Beyond the transactional layer, Dubai 2025 functioned as a showcase for emerging capabilities that will define aerospace competition through 2035. EDGE unveiled 42 new systems, including AI-driven drones like the Jernas-M and space-based radar platforms, signaling the UAE’s intent to compete in autonomous and space-enabled warfare. RTX demonstrated digital ecosystems capable of simulating cyber threats in real time, while electric vertical takeoff and landing prototypes hinted at a hybrid urban mobility market projected to reach $200 billion by 2030. India’s Hindustan Aeronautics Limited displayed LiDAR systems with dual-use applications, reinforcing New Delhi’s strategy of leveraging defense R&D to seed commercial technologies.

These demonstrations matter not because they generate immediate revenue but because they establish capability benchmarks. When EDGE launches AI-guided munitions, it is signaling to traditional suppliers that Gulf states can develop alternatives. When India showcases LiDAR, it is demonstrating that technology access can be decoupled from Western dependence. For incumbents, this raises uncomfortable questions about pricing power and market durability in a multipolar defense landscape.

Capital Markets Exposure

The procurement architecture emerging from Dubai carries direct consequences for aerospace equity valuations and portfolio risk. Boeing and Airbus face margin compression as offset requirements force them to share high-value activities—composite manufacturing, avionics integration, systems maintenance—that historically commanded premium returns. Deferred revenue structures tied to multi-year technology transfer commitments will lengthen cash conversion cycles and complicate earnings visibility for analysts modeling out to 2030. Joint venture requirements introduce supply chain bifurcation that institutional investors must now price as operational risk: when Leonardo commits to 51/49 production sharing with EDGE, it accepts governance complexity and potential intellectual property leakage that standard contractor relationships avoid.

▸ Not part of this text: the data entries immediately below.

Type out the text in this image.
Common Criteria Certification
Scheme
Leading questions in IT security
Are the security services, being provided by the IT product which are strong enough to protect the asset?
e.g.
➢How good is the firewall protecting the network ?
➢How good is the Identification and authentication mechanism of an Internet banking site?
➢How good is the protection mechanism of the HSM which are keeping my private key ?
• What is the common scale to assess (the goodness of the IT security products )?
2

Perhaps most consequentially, the technology-for-offset dynamic is colliding with tightening U.S. export controls, particularly for systems governed by International Traffic in Arms Regulations and emerging Commerce Department restrictions on semiconductor and AI transfers. Lockheed’s F-35 negotiations with Saudi Arabia exemplify this tension—where commercial logic favors the sale but regulatory constraints may force restructuring or outright denial, creating valuation uncertainty for defense primes whose growth projections assume continued Gulf market access.

EDGE Showcases its Global Evolution with 42 New Launches at Dubai Airshow 2025
Image credits:EDGE Showcases its Global Evolution with 42 New Launches at Dubai Airshow 2025

Structural Implications

The Dubai Airshow’s $56.65 billion headline understates its strategic weight. What transpired was a negotiation over industrial futures, where procurement became the currency for technology access, manufacturing capability, and supply chain resilience. Gulf states are no longer content with purchasing finished products; they are demanding—and receiving—the ability to produce, maintain, and eventually export defense and aerospace systems. This shift has compressed margins for traditional suppliers while creating opportunities for firms willing to embrace joint ventures and technology sharing.

For institutional investors and corporate strategists, the implications are clear. The aerospace market is bifurcating into platforms and ecosystems, with the latter commanding premium valuations as buyers prioritize integration over hardware. Companies that adapt to offset-driven models will capture sustained revenue streams; those that resist will face market share erosion in the world’s fastest-growing defense corridor. The next decade will determine whether Western aerospace giants can maintain dominance or whether they become component suppliers in industrial ecosystems controlled by their former customers.